Anni 50, dello scorso secolo: avvento della televisione in bianco e nero.

Finalmente, potevamo vedere le storie, che si sentivamo solo raccontare o leggere e sceneggiati che si ispiravano a romanzi di grandi scrittori. Anche per la gioia dei bambini di allora, la RAI trasmetteva i primi cortometraggi appositi, telefilm sceneggiati a puntate settimanali, da tutti attesi con ansia.

La rivoluzione era entrata anche nelle case italiane, ma non in tutte le case, poichè allora il prezzo di un televisore era di circa 160.000 lire e non tutti si potevano permettere questo lusso considerando che la paga della classe operaia si arrestava intorno alle 40.000 lire mensili. Nelle abitazioni in cui era entrata la televisione, la sera era sempre festa con un pizzico d’invidia, di chi purtroppo non era nelle stesse condizioni economiche. Nel piccolo borgo di Corbara, fino alla fine del decennio cinquanta e sino agli inizi degli anni sessanta, nessuno possedeva l’apparecchio televisivo; ricordo di averlo visto per la prima volta intorno al 1956, allorquando un signore di Roma, certo Nicola, di cui non ricordo il cognome, sposato con una corbarese, veniva a trascorrere l’estate a Corbara .

Il benestante risiedeva presso il vicolo Socce proprio di fronte all’ultimo caseggiato e sopra un tavolino, collegato con dei fili elettrici che scendevano da una finestra, si intravedeva un piccolo televisore che trasmetteva in bianco e nero. Rammento ancora le immagini, le quali non erano perfette, sprovvisto di una antenna, comunque si potevamo ammirare le prime trasmissioni, anche quelle dedicate ai bambini. In molto accorrevano per assistere ai programmi e consumandosi la corrente elettrica, e giustamente o (business di allora), il signore incominciò a chiedere offerte per vedere gli spettacoli. Non tutti potevamo contribuireed allora niente visione. Crudele ma così era.

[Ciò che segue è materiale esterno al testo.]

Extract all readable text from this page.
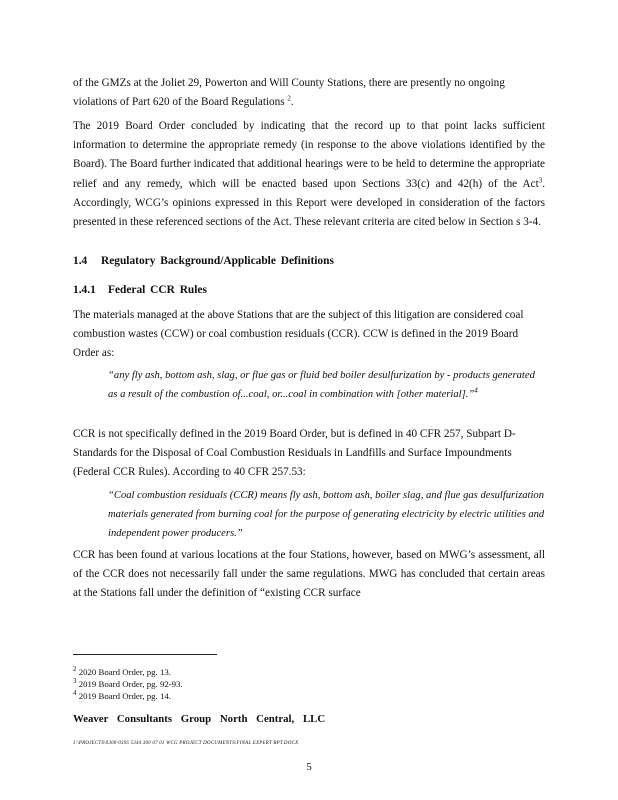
of the GMZs at the Joliet 29, Powerton and Will County Stations, there are presently no ongoing
violations of Part 620 of the Board Regulations $^2$.

The 2019 Board Order concluded by indicating that the record up to that point lacks sufficient information to determine the appropriate remedy (in response to the above violations identified by the Board). The Board further indicated that additional hearings were to be held to determine the appropriate relief and any remedy, which will be enacted based upon Sections 33(c) and 42(h) of the Act$^3$. Accordingly, WCG’s opinions expressed in this Report were developed in consideration of the factors presented in these referenced sections of the Act. These relevant criteria are cited below in Section s 3-4.

1.4 Regulatory Background/Applicable Definitions

1.4.1 Federal CCR Rules

The materials managed at the above Stations that are the subject of this litigation are considered coal combustion wastes (CCW) or coal combustion residuals (CCR). CCW is defined in the 2019 Board Order as:

“any fly ash, bottom ash, slag, or flue gas or fluid bed boiler desulfurization by - products generated as a result of the combustion of...coal, or...coal in combination with [other material].”$^4$

CCR is not specifically defined in the 2019 Board Order, but is defined in 40 CFR 257, Subpart D-Standards for the Disposal of Coal Combustion Residuals in Landfills and Surface Impoundments (Federal CCR Rules). According to 40 CFR 257.53:

“Coal combustion residuals (CCR) means fly ash, bottom ash, boiler slag, and flue gas desulfurization materials generated from burning coal for the purpose of generating electricity by electric utilities and independent power producers.”

CCR has been found at various locations at the four Stations, however, based on MWG’s assessment, all of the CCR does not necessarily fall under the same regulations. MWG has concluded that certain areas at the Stations fall under the definition of “existing CCR surface

$^2$ 2020 Board Order, pg. 13.

$^3$ 2019 Board Order, pg. 92-93.

$^4$ 2019 Board Order, pg. 14.

Weaver Consultants Group North Central, LLC

J:\PROJECTS\0300-0395 5344 300 07 01 WCG PROJECT DOCUMENTS\FINAL EXPERT RPT.DOCX

5
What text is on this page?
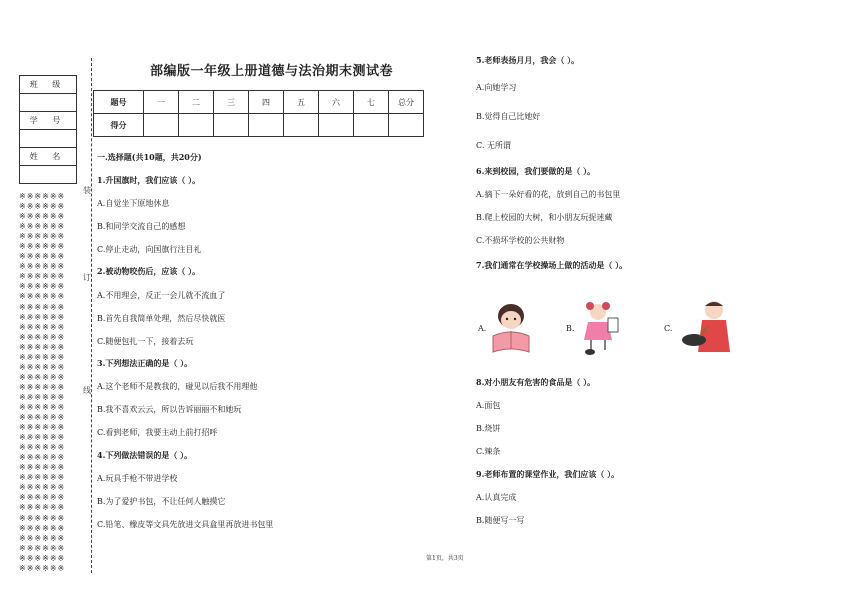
班 级

学 号

姓 名

※※※※※※
※※※※※※
※※※※※※
※※※※※※
※※※※※※
※※※※※※
※※※※※※
※※※※※※
※※※※※※
※※※※※※
※※※※※※
※※※※※※
※※※※※※
※※※※※※
※※※※※※
※※※※※※
※※※※※※
※※※※※※
※※※※※※
※※※※※※
※※※※※※
※※※※※※
※※※※※※
※※※※※※
※※※※※※
※※※※※※
※※※※※※
※※※※※※
※※※※※※
※※※※※※
※※※※※※
※※※※※※
※※※※※※
※※※※※※
※※※※※※
※※※※※※
※※※※※※
※※※※※※
装
订
线
部编版一年级上册道德与法治期末测试卷
题号	一	二	三	四	五	六	七	总分
得分								
一.选择题(共10题，共20分)
1.升国旗时，我们应该（ ）。
A.自觉坐下原地休息
B.和同学交流自己的感想
C.停止走动，向国旗行注目礼
2.被动物咬伤后，应该（ ）。
A.不用理会，反正一会儿就不流血了
B.首先自我简单处理，然后尽快就医
C.随便包扎一下，接着去玩
3.下列想法正确的是（ ）。
A.这个老师不是教我的，碰见以后我不用理他
B.我不喜欢云云，所以告诉丽丽不和她玩
C.看到老师，我要主动上前打招呼
4.下列做法错误的是（ ）。
A.玩具手枪不带进学校
B.为了爱护书包，不让任何人触摸它
C.铅笔、橡皮等文具先放进文具盒里再放进书包里
5.老师表扬月月，我会（ ）。
A.向她学习
B.觉得自己比她好
C. 无所谓
6.来到校园，我们要做的是（ ）。
A.摘下一朵好看的花，放到自己的书包里
B.爬上校园的大树，和小朋友玩捉迷藏
C.不损坏学校的公共财物
7.我们通常在学校操场上做的活动是（ ）。
A.	B.	C.
8.对小朋友有危害的食品是（ ）。
A.面包
B.烧饼
C.辣条
9.老师布置的课堂作业，我们应该（ ）。
A.认真完成
B.随便写一写
第1页，共3页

Successivamente, il televisore entrò a fare parte ufficialmente della comunità di Corbara. Allora esisteva nel gioioso paesello, un circolo, lo storico “circolo apolitico”, in cui erano iscritti gran parte degli uomini maggiorenni del paese. Tutti furonk contenti per l’arrivo della intelevisione, specialmente i ragazzi ma anche questa volta vi fu una selezione. Non a tutti i soci piaceva la presenza dei ragazzi nel locale (forse rumorosi) ed allora decisero, tramite votazione, di fare entrare solo i figli dei soci durante la messa in onda della TV dei ragazzi. Discriminazione totale, povero noi, figli di non associati, costretti ad andare a piedi presso la vicinora Cascano, attraverso sentieri, con il caldo con la pioggia o con il freddo per trovare qualche locale con TV che ci ospitasse per vedere lo sceneggiato più importante del periodo. Tra i primi ci fu: “Ivanhoe”, seguitissimo e amato da noi giovani aurunci. Anche a Cascano incominciarono i soliti malcontenti e le richieste di contribuzione economica Ogni tanto si trovava qualche brava persona di buoni sentimenti che si schierava contro chi non ci accettava e grazie a lui riuscivamo a vedere il telefilm.

Pian piano, anche se con sacrifici, con qualche rinuncia e piccoli debiti, il televisore entrò a fare parte di molte famiglie del territorioaurunco, per la contentezza di tutti, soprattutto delle persone più anziane e dei ragazzi, non per altro se non per vedere eliminata tanta superbia, discriminazione e razzismo da parte dei possessori delle TV, verso la maggioranza dei meno fortunati.

Triste quanto bella, storia in bianco e nero in un territorio aurunco che fu.